Edited by Michael Prest
You have missed a number of key elements here. Firstly, the Vienna convention does not apply to the EU – it is not (and cannot) be a party to the convention, and not all ERU countries (e.g. France) are parties. Therefore the HoL analysis was correct.
Secondly, you assume that there are in fact any legal liabilities at all. The mistake made by remainers (and the EU) is that they like to claim that we have a share in the EUs assets and liabilities. Therefore, as the liabilities are greater than the assets, we have to settle up. As the HoL report did make clear, this is not the legal reality. We are members, not shareholders or partners, in the EU. Our legal obligations are restricted to what was agreed under the treaties. For example, we have to pay our contributions until we leave. But the treaties say nothing about payment of liabilities. By far the biggest ‘liability’ is the RAL, the ‘promises’ that the EU has made to pay EU members structural funds in the future. They have no legal basis for the UK – they are promises made by the EU, not the UK. The UKs legal obligation is to pay whatever was actually agreed in the real budget and then, only whilst it is a member. The history of EU accession never even contemplated that it was some kind of shared liability scheme or incoming nations would have needed to pay their share on entry. In the absence of any clauses in the treaties, A50 will prevail, which quite clearly states that the treaties cease to apply at the date of exit. If the UK was in arrears on budget payments you might well argue that this survives the exit, but almost none of the amounts claimed by the EU are of this nature. They are amounts for which the EU (as an independent legal entity) committed to spend, and they can only legally spend this money when its members agree to contribute these funds. Since the UK will not agree, there is no legal liability at all.
The other side of the liabilities coin has not been addressed here. Much of the ‘bill’ is based on the UK having agreed to future expenditure plans, most, if not all, of which were for the purpose of benefitting the EU and its member states. If any liabilities survive Brexit they must, surely, bring with them the benefits which were intended when the liability arose.

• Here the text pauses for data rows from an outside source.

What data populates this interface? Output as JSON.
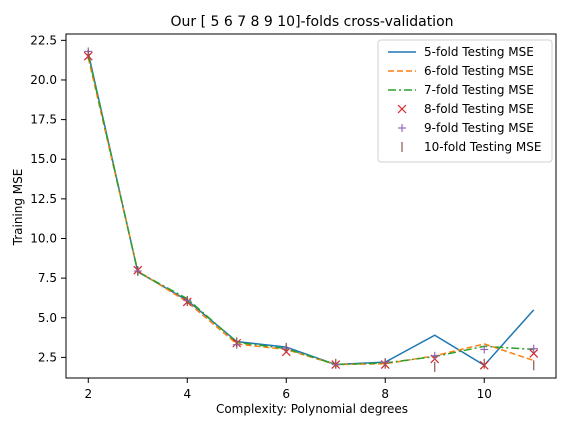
{
  "chart_data": {
    "type": "line",
    "title": "Our [ 5  6  7  8  9 10]-folds cross-validation",
    "xlabel": "Complexity: Polynomial degrees",
    "ylabel": "Training MSE",
    "xlim": [
      1.55,
      11.45
    ],
    "ylim": [
      1.2,
      22.9
    ],
    "xticks": [
      2,
      4,
      6,
      8,
      10
    ],
    "yticks": [
      2.5,
      5.0,
      7.5,
      10.0,
      12.5,
      15.0,
      17.5,
      20.0,
      22.5
    ],
    "ytick_labels": [
      "2.5",
      "5.0",
      "7.5",
      "10.0",
      "12.5",
      "15.0",
      "17.5",
      "20.0",
      "22.5"
    ],
    "grid": false,
    "legend_position": "top-right",
    "x": [
      2,
      3,
      4,
      5,
      6,
      7,
      8,
      9,
      10,
      11
    ],
    "series": [
      {
        "name": "5-fold Testing MSE",
        "style": "solid-line",
        "color": "#1f77b4",
        "values": [
          21.7,
          7.9,
          6.1,
          3.5,
          3.15,
          2.05,
          2.2,
          3.9,
          2.0,
          5.5
        ]
      },
      {
        "name": "6-fold Testing MSE",
        "style": "dashed-line",
        "color": "#ff7f0e",
        "values": [
          21.4,
          7.95,
          6.0,
          3.35,
          3.0,
          2.05,
          2.1,
          2.6,
          3.35,
          2.3
        ]
      },
      {
        "name": "7-fold Testing MSE",
        "style": "dashdot-line",
        "color": "#2ca02c",
        "values": [
          21.6,
          7.9,
          6.2,
          3.45,
          3.05,
          2.05,
          2.15,
          2.55,
          3.2,
          3.0
        ]
      },
      {
        "name": "8-fold Testing MSE",
        "style": "x-marker",
        "color": "#d62728",
        "values": [
          21.5,
          8.0,
          6.0,
          3.4,
          2.85,
          2.05,
          2.05,
          2.4,
          2.0,
          2.75
        ]
      },
      {
        "name": "9-fold Testing MSE",
        "style": "plus-marker",
        "color": "#9467bd",
        "values": [
          21.8,
          7.95,
          6.1,
          3.3,
          3.05,
          2.05,
          2.2,
          2.6,
          3.0,
          3.05
        ]
      },
      {
        "name": "10-fold Testing MSE",
        "style": "vline-marker",
        "color": "#8c564b",
        "values": [
          21.6,
          7.95,
          6.05,
          3.45,
          3.1,
          2.1,
          2.1,
          1.9,
          2.1,
          2.0
        ]
      }
    ]
  }
}
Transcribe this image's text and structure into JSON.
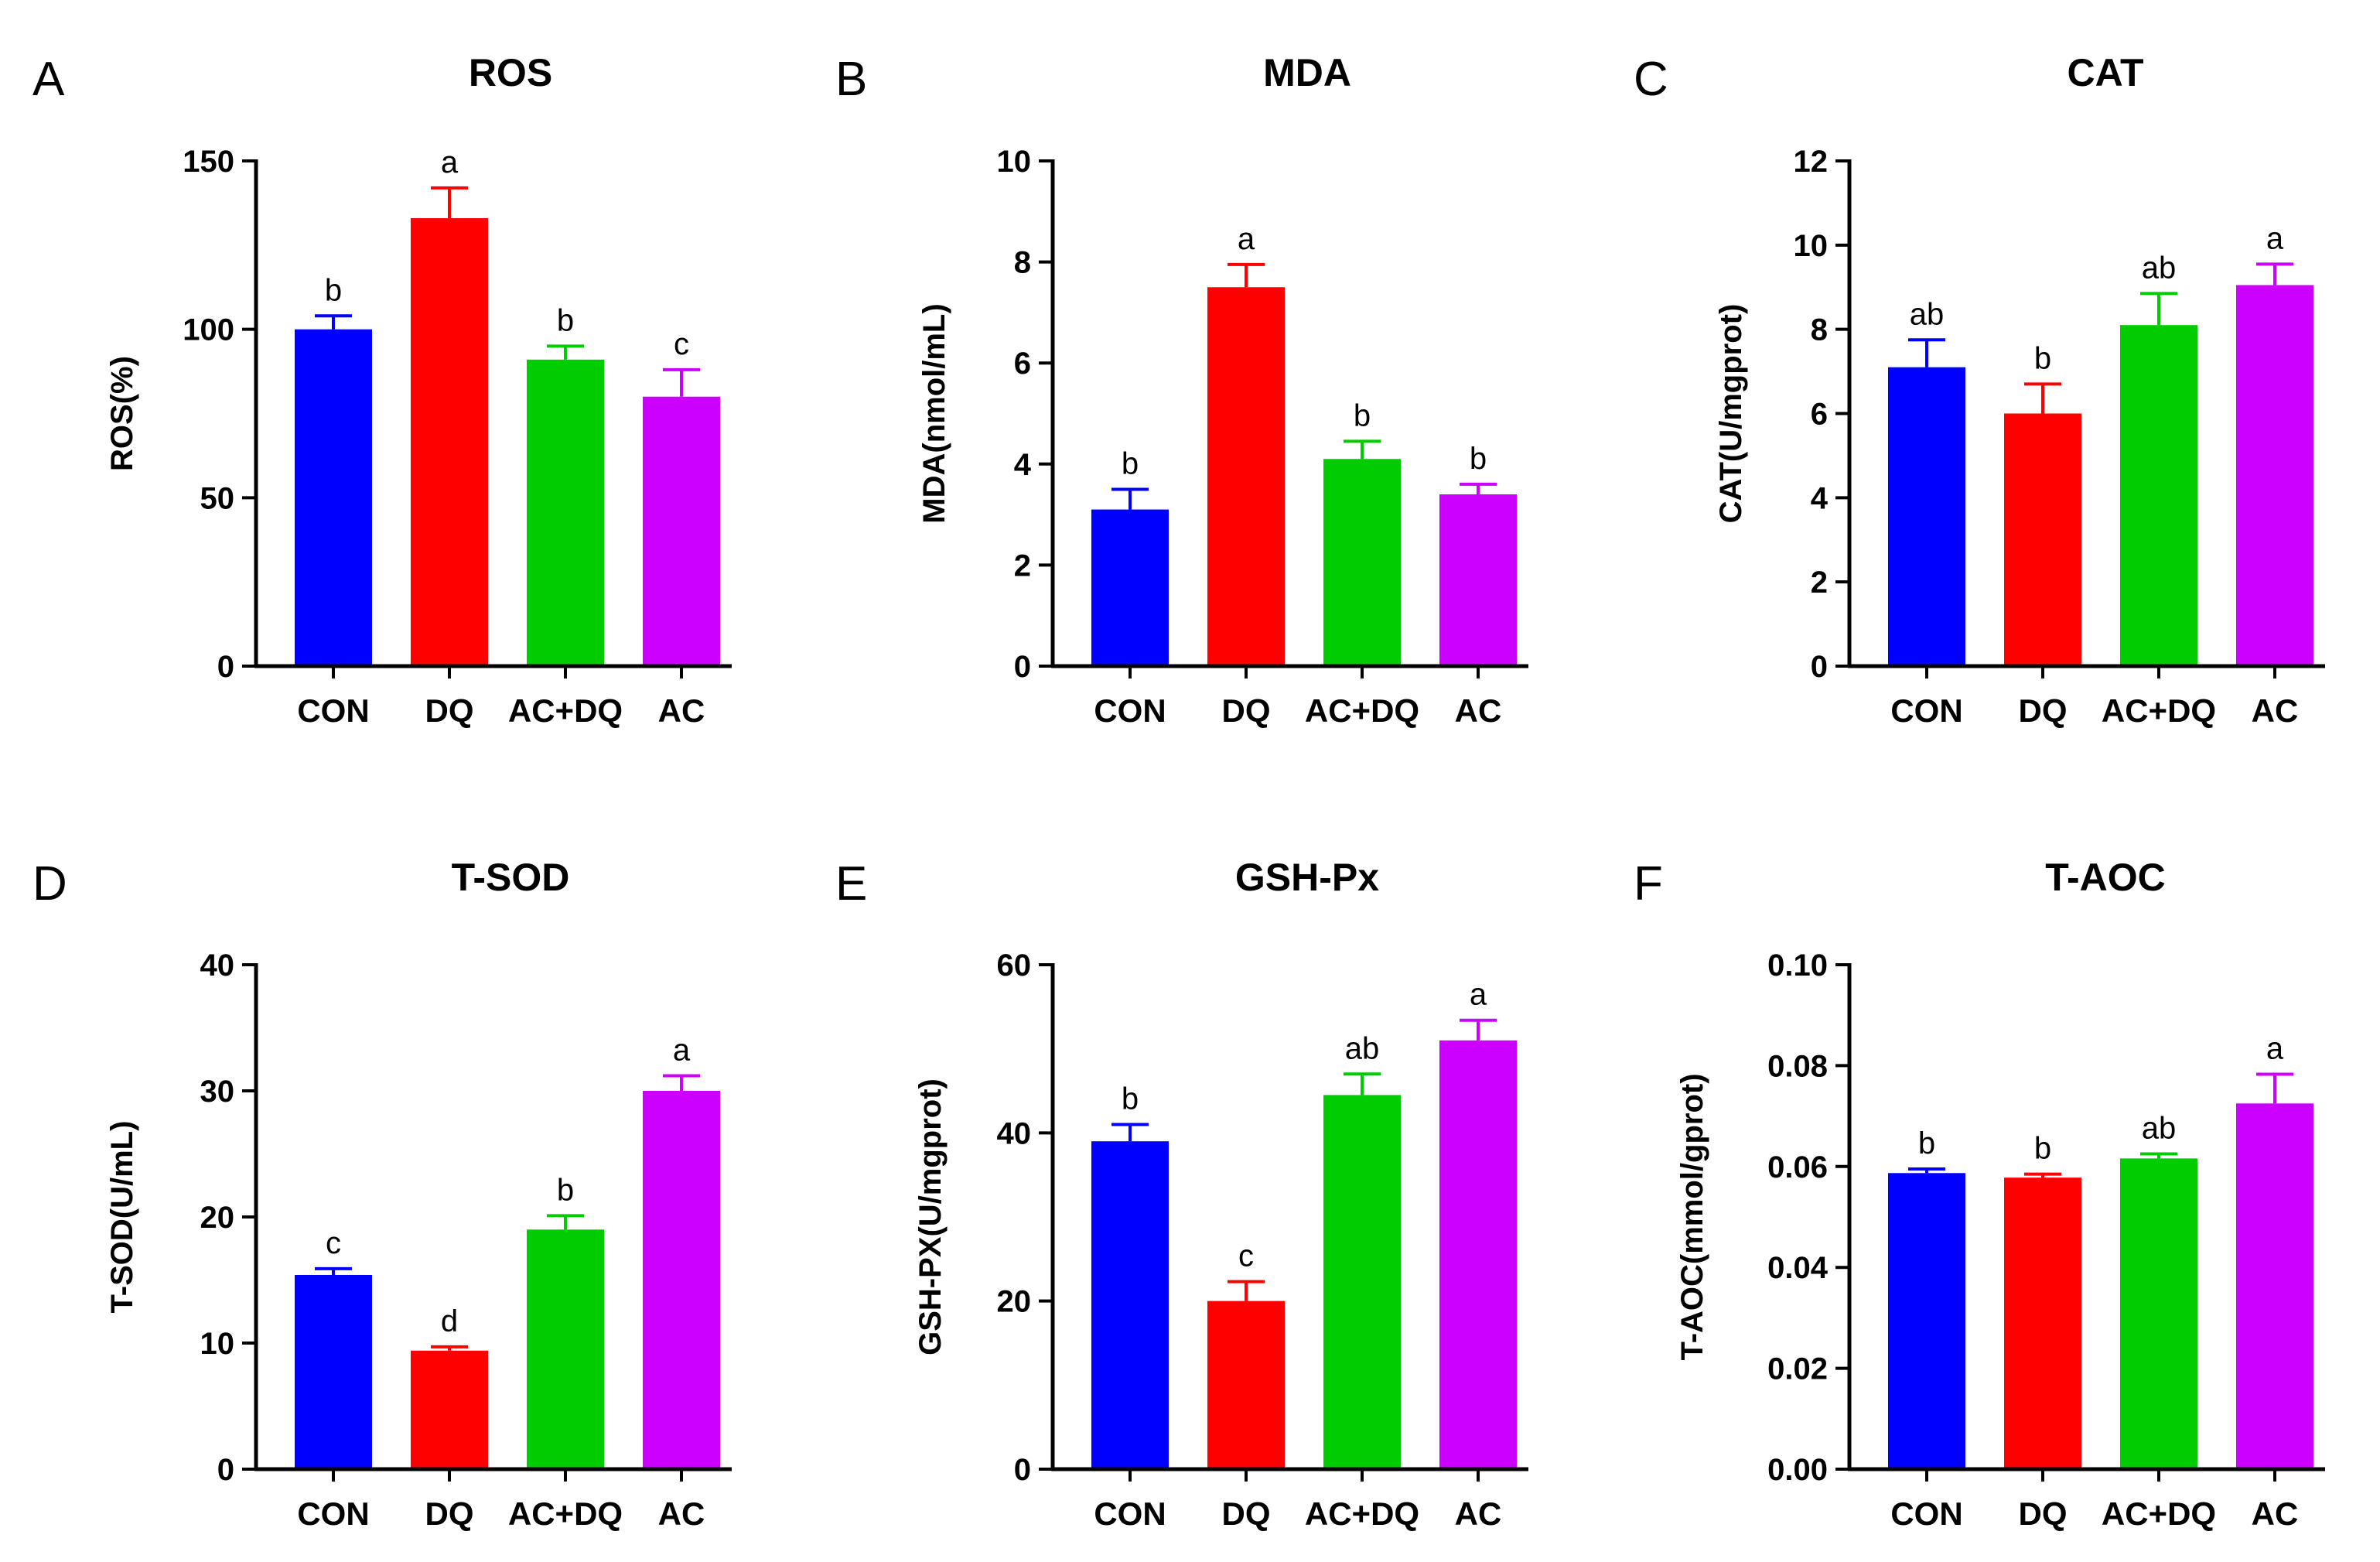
{
  "chart_data": [
    {
      "panel": "A",
      "type": "bar",
      "title": "ROS",
      "ylabel": "ROS(%)",
      "xlabel": "",
      "categories": [
        "CON",
        "DQ",
        "AC+DQ",
        "AC"
      ],
      "values": [
        100,
        133,
        91,
        80
      ],
      "errors": [
        4,
        9,
        4,
        8
      ],
      "significance": [
        "b",
        "a",
        "b",
        "c"
      ],
      "ylim": [
        0,
        150
      ],
      "yticks": [
        0,
        50,
        100,
        150
      ],
      "ytick_labels": [
        "0",
        "50",
        "100",
        "150"
      ]
    },
    {
      "panel": "B",
      "type": "bar",
      "title": "MDA",
      "ylabel": "MDA(nmol/mL)",
      "xlabel": "",
      "categories": [
        "CON",
        "DQ",
        "AC+DQ",
        "AC"
      ],
      "values": [
        3.1,
        7.5,
        4.1,
        3.4
      ],
      "errors": [
        0.4,
        0.45,
        0.35,
        0.2
      ],
      "significance": [
        "b",
        "a",
        "b",
        "b"
      ],
      "ylim": [
        0,
        10
      ],
      "yticks": [
        0,
        2,
        4,
        6,
        8,
        10
      ],
      "ytick_labels": [
        "0",
        "2",
        "4",
        "6",
        "8",
        "10"
      ]
    },
    {
      "panel": "C",
      "type": "bar",
      "title": "CAT",
      "ylabel": "CAT(U/mgprot)",
      "xlabel": "",
      "categories": [
        "CON",
        "DQ",
        "AC+DQ",
        "AC"
      ],
      "values": [
        7.1,
        6.0,
        8.1,
        9.05
      ],
      "errors": [
        0.65,
        0.7,
        0.75,
        0.5
      ],
      "significance": [
        "ab",
        "b",
        "ab",
        "a"
      ],
      "ylim": [
        0,
        12
      ],
      "yticks": [
        0,
        2,
        4,
        6,
        8,
        10,
        12
      ],
      "ytick_labels": [
        "0",
        "2",
        "4",
        "6",
        "8",
        "10",
        "12"
      ]
    },
    {
      "panel": "D",
      "type": "bar",
      "title": "T-SOD",
      "ylabel": "T-SOD(U/mL)",
      "xlabel": "",
      "categories": [
        "CON",
        "DQ",
        "AC+DQ",
        "AC"
      ],
      "values": [
        15.4,
        9.4,
        19.0,
        30.0
      ],
      "errors": [
        0.5,
        0.3,
        1.1,
        1.2
      ],
      "significance": [
        "c",
        "d",
        "b",
        "a"
      ],
      "ylim": [
        0,
        40
      ],
      "yticks": [
        0,
        10,
        20,
        30,
        40
      ],
      "ytick_labels": [
        "0",
        "10",
        "20",
        "30",
        "40"
      ]
    },
    {
      "panel": "E",
      "type": "bar",
      "title": "GSH-Px",
      "ylabel": "GSH-PX(U/mgprot)",
      "xlabel": "",
      "categories": [
        "CON",
        "DQ",
        "AC+DQ",
        "AC"
      ],
      "values": [
        39,
        20,
        44.5,
        51
      ],
      "errors": [
        2,
        2.3,
        2.5,
        2.4
      ],
      "significance": [
        "b",
        "c",
        "ab",
        "a"
      ],
      "ylim": [
        0,
        60
      ],
      "yticks": [
        0,
        20,
        40,
        60
      ],
      "ytick_labels": [
        "0",
        "20",
        "40",
        "60"
      ]
    },
    {
      "panel": "F",
      "type": "bar",
      "title": "T-AOC",
      "ylabel": "T-AOC(mmol/gprot)",
      "xlabel": "",
      "categories": [
        "CON",
        "DQ",
        "AC+DQ",
        "AC"
      ],
      "values": [
        0.0587,
        0.0578,
        0.0616,
        0.0725
      ],
      "errors": [
        0.0008,
        0.0007,
        0.0009,
        0.0058
      ],
      "significance": [
        "b",
        "b",
        "ab",
        "a"
      ],
      "ylim": [
        0,
        0.1
      ],
      "yticks": [
        0,
        0.02,
        0.04,
        0.06,
        0.08,
        0.1
      ],
      "ytick_labels": [
        "0.00",
        "0.02",
        "0.04",
        "0.06",
        "0.08",
        "0.10"
      ]
    }
  ],
  "colors": {
    "bars": [
      "#0000ff",
      "#ff0000",
      "#00cc00",
      "#cc00ff"
    ],
    "axis": "#000000"
  }
}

Since the EU’s negotiating position is that the liabilities issue ahs to be dealt with before any talks about the future UK/EU relationship can begin it looks as though they will be seeking agreement on their claims without offering the originally intended benefits, one of which was, of course, access to the single market.
Whether the Vienna Convention comes into play or not, demands for payment from the EU without the offer of the benefits such payments were intended to earn should fail in any judicial environment.